Consider the polynomial $$ P_n(t)=(-1)^n (2t-1) \frac{(2t-1)^{n-1}-t^{2n-2}}{(t-1)^2},$$ that is up to a factor $(-t^2)^{n-1}$ the Tutte polynomial $\frac{x^n-x}{x-1}$ of the cyclic graph evaluated in $\frac{2t-1}{t^2}$.
I claim that the coefficients of the polynomial $P_n(t)$ are $$ p_k = \begin{cases} (-1)^k \sum_{i=0}^k \binom{n-2-i}{k-i}(i+1)2^{k-i} & k\leq n-2\\ 2n-1-k & n-1\leq k \leq 2n-3 \end{cases} $$ In other words I need to prove the following equality $$P_n(t)= \sum_{k=0}^{2n-3} \left((-1)^k \sum_{i=0}^k \binom{n-2-i}{k-i}(i+1)2^{k-i} \right) t^k ,$$ where the binomial coefficient $\binom{-a}{b}$ is $(-1)^b \binom{a+b+1}{b}$ for all positive integers $a,b$.
A partial answer. By writing $$\begin{eqnarray*} P_n(t)&=&(-1)^{n+1}(2t-1)\frac{(t^2)^{n-1}-(2t-1)^{n-1}}{(t-1)^2}\\&=&(-1)^{n+1}\sum_{h=0}^{n-2}(2t-1)^{n-1-h} t^{2h}\tag{1} \end{eqnarray*}$$ we have $$ [t^k]P_n(t) = (-1)^{n+1}\sum_{h=0}^{n-2}[t^{k-2h}](2t-1)^{n-1-k}=\sum_{h=0}^{n-2}\binom{n-1-k}{k-2h}2^{k-2h} \tag{2}$$ where the RHS of $(2)$ is pretty close to the expression we want to get.

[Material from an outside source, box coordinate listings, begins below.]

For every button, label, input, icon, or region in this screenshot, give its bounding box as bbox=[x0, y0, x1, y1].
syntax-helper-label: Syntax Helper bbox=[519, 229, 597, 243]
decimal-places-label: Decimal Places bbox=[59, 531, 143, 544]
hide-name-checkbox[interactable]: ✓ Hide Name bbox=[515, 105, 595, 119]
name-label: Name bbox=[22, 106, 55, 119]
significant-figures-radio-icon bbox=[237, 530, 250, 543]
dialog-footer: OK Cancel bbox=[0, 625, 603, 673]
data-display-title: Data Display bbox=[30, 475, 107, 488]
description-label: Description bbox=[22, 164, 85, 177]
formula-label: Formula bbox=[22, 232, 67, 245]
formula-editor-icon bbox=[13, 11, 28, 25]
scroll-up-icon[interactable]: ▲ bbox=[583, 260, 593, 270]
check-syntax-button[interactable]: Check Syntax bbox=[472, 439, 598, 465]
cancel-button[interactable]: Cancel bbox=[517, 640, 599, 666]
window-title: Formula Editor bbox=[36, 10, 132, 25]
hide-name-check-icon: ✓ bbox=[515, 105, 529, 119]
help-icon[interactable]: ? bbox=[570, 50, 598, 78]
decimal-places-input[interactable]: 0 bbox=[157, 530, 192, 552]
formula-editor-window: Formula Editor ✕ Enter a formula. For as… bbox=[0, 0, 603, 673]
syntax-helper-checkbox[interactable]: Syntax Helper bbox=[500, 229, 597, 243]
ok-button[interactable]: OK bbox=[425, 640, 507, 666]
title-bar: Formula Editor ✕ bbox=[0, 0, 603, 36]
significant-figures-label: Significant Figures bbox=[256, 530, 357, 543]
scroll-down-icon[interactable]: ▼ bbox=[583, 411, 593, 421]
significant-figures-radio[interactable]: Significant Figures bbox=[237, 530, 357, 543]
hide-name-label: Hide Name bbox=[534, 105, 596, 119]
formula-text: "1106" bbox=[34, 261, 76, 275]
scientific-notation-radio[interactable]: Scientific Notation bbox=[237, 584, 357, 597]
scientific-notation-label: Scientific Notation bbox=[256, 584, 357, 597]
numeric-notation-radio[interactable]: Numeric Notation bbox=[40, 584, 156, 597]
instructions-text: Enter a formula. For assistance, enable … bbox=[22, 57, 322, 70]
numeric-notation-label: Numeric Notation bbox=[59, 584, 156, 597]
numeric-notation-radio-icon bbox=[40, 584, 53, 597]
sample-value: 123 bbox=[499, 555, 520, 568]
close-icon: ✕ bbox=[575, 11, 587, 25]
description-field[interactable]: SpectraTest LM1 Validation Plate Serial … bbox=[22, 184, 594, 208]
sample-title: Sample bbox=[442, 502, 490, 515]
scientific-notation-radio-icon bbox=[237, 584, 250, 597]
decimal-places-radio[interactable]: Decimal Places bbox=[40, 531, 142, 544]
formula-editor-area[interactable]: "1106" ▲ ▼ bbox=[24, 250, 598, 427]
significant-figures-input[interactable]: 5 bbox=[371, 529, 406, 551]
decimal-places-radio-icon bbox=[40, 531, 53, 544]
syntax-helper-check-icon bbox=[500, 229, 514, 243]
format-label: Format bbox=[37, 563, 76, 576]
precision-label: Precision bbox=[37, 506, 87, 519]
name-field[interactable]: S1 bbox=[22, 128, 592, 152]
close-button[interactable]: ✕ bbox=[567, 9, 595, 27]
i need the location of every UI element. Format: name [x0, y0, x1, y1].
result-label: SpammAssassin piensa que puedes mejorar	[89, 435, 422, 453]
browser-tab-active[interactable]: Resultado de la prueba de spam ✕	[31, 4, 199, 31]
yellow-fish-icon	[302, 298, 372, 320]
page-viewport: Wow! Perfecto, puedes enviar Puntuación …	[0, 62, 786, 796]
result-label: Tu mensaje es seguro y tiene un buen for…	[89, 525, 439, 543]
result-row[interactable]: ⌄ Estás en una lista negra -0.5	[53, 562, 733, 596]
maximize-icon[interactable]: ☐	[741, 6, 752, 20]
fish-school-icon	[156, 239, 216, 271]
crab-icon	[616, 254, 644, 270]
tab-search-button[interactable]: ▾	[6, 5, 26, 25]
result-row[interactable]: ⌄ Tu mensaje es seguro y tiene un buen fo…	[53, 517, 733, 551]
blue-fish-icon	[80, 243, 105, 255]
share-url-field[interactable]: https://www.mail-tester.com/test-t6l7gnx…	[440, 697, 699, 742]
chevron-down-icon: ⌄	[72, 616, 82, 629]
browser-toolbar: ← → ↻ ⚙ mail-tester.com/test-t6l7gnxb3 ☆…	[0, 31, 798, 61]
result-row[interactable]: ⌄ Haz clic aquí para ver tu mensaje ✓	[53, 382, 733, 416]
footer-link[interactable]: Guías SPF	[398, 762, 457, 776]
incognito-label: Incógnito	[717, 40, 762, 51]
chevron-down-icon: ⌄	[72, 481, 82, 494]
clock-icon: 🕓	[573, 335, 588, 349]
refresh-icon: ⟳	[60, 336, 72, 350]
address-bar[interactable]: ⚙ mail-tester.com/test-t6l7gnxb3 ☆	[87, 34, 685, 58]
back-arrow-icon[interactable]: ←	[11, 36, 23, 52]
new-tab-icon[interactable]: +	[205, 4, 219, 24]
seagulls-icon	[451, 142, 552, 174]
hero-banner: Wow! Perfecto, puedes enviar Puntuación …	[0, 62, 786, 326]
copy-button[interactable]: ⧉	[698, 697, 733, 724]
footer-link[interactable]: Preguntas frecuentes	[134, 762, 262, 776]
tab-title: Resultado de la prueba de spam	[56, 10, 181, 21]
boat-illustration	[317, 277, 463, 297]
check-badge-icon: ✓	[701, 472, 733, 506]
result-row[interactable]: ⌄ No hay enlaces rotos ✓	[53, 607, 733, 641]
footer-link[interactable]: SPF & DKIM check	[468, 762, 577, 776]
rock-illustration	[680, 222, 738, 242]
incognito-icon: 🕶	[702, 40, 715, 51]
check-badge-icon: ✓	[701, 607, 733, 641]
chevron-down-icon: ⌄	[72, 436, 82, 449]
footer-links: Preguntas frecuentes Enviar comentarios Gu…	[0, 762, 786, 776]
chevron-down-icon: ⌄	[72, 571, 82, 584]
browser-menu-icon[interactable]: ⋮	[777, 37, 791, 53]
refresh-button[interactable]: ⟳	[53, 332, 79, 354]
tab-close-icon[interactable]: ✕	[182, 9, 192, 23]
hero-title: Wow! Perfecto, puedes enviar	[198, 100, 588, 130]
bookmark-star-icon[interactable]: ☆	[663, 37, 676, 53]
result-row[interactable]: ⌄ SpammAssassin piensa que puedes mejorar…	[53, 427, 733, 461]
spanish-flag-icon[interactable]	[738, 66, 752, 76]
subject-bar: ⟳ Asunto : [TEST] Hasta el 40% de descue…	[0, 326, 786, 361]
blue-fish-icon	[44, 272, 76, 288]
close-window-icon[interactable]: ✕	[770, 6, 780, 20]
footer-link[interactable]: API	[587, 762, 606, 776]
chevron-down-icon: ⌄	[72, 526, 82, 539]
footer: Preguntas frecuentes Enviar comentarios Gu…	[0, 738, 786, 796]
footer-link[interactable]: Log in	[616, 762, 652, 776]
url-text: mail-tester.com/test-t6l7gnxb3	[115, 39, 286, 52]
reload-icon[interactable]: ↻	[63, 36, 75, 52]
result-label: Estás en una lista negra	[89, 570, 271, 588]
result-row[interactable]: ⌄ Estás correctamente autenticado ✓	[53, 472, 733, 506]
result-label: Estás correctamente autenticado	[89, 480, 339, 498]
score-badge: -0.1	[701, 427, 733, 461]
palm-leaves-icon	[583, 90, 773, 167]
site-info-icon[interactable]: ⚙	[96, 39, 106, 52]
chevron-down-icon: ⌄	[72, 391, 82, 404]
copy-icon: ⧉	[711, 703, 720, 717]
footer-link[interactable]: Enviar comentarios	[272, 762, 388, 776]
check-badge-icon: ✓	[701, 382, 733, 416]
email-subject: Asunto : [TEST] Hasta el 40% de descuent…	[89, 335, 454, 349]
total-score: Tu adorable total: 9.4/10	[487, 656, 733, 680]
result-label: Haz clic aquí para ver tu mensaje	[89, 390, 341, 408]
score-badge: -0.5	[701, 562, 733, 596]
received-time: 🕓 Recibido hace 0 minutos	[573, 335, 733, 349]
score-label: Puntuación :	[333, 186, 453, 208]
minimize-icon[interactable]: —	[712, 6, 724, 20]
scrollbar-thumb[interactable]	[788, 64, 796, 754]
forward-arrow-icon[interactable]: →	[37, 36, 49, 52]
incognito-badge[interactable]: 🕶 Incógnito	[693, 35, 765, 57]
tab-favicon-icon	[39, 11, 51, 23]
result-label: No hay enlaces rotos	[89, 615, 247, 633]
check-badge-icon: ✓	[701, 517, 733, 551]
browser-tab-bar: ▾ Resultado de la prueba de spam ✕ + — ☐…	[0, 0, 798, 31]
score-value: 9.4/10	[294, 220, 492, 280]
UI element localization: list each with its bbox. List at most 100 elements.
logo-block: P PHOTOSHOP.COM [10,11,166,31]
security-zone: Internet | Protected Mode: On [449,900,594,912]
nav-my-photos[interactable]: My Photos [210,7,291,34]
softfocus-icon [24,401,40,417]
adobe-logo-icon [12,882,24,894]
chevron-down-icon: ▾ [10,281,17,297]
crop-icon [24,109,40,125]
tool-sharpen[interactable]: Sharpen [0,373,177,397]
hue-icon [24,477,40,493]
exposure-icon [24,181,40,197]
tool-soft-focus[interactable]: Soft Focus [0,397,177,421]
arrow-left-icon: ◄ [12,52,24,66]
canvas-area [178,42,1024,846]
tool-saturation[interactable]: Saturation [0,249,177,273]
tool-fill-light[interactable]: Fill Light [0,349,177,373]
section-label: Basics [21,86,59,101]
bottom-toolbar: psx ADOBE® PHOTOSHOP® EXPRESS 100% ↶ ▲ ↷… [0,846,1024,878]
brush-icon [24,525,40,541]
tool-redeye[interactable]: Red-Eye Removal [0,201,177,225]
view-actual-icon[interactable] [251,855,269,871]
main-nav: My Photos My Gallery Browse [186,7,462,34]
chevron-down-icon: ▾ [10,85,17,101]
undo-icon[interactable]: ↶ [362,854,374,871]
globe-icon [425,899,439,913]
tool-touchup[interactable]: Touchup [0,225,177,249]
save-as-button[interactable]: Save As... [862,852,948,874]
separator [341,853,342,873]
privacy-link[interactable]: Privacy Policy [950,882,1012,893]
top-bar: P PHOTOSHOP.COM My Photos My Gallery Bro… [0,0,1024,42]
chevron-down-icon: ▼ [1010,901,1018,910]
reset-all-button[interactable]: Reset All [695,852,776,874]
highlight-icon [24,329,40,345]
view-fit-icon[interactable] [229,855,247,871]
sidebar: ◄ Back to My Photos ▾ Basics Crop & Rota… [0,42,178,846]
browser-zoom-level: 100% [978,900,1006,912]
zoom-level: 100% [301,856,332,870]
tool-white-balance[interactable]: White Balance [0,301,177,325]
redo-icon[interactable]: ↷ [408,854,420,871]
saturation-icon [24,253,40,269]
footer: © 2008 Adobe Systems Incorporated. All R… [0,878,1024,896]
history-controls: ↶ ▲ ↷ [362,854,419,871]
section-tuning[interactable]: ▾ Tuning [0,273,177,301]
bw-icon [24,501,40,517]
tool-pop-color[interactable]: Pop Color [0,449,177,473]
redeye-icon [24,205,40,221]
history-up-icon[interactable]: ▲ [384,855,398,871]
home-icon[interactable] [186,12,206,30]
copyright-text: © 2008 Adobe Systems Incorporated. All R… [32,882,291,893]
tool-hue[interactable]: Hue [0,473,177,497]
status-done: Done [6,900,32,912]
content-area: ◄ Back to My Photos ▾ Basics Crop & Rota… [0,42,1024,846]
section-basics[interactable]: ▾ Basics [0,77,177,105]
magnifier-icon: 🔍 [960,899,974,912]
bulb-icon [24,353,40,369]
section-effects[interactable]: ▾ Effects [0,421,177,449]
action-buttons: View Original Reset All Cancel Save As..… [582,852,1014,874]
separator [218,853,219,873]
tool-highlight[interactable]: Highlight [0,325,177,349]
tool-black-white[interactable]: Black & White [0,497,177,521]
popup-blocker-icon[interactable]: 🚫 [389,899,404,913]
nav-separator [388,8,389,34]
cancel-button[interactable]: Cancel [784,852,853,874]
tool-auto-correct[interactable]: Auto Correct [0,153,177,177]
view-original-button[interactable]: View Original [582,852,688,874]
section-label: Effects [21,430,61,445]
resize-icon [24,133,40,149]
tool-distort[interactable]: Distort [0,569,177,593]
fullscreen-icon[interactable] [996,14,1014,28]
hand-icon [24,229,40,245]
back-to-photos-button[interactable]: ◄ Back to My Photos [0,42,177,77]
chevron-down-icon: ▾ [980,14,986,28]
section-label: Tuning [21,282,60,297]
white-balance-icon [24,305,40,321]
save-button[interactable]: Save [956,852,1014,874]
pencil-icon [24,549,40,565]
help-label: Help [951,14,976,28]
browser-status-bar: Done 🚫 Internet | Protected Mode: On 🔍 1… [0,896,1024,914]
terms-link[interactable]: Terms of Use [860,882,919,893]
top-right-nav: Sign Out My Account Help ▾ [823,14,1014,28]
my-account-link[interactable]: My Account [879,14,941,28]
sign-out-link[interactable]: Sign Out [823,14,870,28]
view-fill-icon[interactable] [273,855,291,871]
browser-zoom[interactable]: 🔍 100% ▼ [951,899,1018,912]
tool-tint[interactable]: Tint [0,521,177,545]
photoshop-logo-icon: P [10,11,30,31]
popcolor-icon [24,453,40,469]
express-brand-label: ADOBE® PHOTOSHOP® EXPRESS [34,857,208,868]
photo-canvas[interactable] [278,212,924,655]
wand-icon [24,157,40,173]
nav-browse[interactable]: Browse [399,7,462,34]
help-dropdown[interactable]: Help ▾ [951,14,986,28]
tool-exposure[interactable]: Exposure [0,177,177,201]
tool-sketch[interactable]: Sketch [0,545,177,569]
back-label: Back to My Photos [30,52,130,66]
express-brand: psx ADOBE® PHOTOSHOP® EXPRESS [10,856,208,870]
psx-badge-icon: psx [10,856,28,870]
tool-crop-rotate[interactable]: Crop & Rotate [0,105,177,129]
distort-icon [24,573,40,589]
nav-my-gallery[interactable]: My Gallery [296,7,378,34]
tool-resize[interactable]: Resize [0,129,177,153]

In the opposite direction, for a fixed value of $k\leq n-1$ $$ \sum_{i=0}^{k}\binom{n-2-k+(k-i)}{k-i}2^{k-i}(i+1)=[u^k]\left(\sum_{b\geq 0}(b+1)u^b\right)\cdot\left(\sum_{a\geq 0}\binom{n-2-k+a}{a}2^a u^a\right) $$ hence the LHS is the coefficient of $u^k$ in $\frac{1}{(1-u)^2(1-2u)^{n-k-1}}$ and $$ \sum_{k=0}^{n-1}u^k\sum_{i=0}^{k}\binom{n-2-i}{k-i}2^{k-i}(i+1) = \frac{1-(1-2u)^n}{2u(1-u)^2(1-2u)^{n-1}}\tag{3}$$ where the RHS of $(3)$ matches $P_n(u)$ up to the monomial $u^{n-1}$.
Now it should be enough to extend this approach to $k\geq n$ to prove the wanted identity.